Bon, et puis il faut dire que ce trio d’acteurs fonctionne plutôt bien – j’aime toujours autant Pio Marmai (que j’avais adoré notamment dans Nos Futurs, rappelez-vous) bien qu’ici c’est la force d’Ana Girardot qui m’a séduite, ainsi que la jeune fougue de François Civil (que j’ai découvert précédemment dans Dix Pour Cent) qui m’a plutôt touchée.

Quant à l’univers viticole, que je connais assez mal il faut bien l’avouer, il était intéressant à découvrir.
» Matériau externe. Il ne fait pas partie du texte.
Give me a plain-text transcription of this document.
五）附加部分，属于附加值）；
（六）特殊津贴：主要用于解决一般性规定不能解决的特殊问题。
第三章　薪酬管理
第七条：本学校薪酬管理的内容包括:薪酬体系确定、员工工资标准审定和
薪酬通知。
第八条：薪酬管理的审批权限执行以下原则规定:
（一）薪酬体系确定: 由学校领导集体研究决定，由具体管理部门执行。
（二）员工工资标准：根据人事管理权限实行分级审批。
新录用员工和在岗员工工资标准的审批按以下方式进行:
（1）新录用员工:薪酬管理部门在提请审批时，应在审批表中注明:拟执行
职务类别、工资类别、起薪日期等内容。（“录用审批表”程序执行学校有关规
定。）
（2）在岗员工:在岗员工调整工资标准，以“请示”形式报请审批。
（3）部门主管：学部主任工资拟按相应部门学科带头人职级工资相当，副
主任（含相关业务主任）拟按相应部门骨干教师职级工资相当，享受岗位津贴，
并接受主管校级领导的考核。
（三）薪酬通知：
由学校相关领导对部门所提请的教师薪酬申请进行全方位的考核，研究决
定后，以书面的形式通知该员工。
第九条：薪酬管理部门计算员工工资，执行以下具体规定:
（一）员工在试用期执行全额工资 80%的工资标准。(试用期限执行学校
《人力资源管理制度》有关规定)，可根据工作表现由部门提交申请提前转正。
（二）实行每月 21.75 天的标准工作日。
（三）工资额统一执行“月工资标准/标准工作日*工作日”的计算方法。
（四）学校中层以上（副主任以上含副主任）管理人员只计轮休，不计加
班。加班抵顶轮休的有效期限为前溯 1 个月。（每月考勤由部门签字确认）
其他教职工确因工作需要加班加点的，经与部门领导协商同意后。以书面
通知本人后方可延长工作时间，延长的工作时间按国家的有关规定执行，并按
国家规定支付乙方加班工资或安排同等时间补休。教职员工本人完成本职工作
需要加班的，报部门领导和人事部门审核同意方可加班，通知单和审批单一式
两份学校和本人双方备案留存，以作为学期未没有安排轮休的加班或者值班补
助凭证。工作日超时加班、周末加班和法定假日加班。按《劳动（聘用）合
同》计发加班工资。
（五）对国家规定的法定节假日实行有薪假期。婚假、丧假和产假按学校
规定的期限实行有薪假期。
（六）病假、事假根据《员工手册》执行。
On suit les différentes étapes de la fabrication du vin, sans trop de détails, mais suffisamment pour comprendre la passion de la terre (et du vin) qu’anime les viticulteurs et autres œnologues.

Ah et dernière chose: la chanson interprétée par Camélia Jordana au générique est assez envoûtante (je l’ai pas mal écoutée en rédigeant cet article).

Si le film semble manquer d’un enjeu plus clair, d’un scénario plus travaillé, il reste plaisant à découvrir pour ses fulgurances d’humour ou de tendresse, et pour tous ceux qui apprécient le cinéma de Klapisch – il ne s’agit pas d’un grand cru, mais il se savoure tout de même lors d’un après-midi pluvieux par exemple!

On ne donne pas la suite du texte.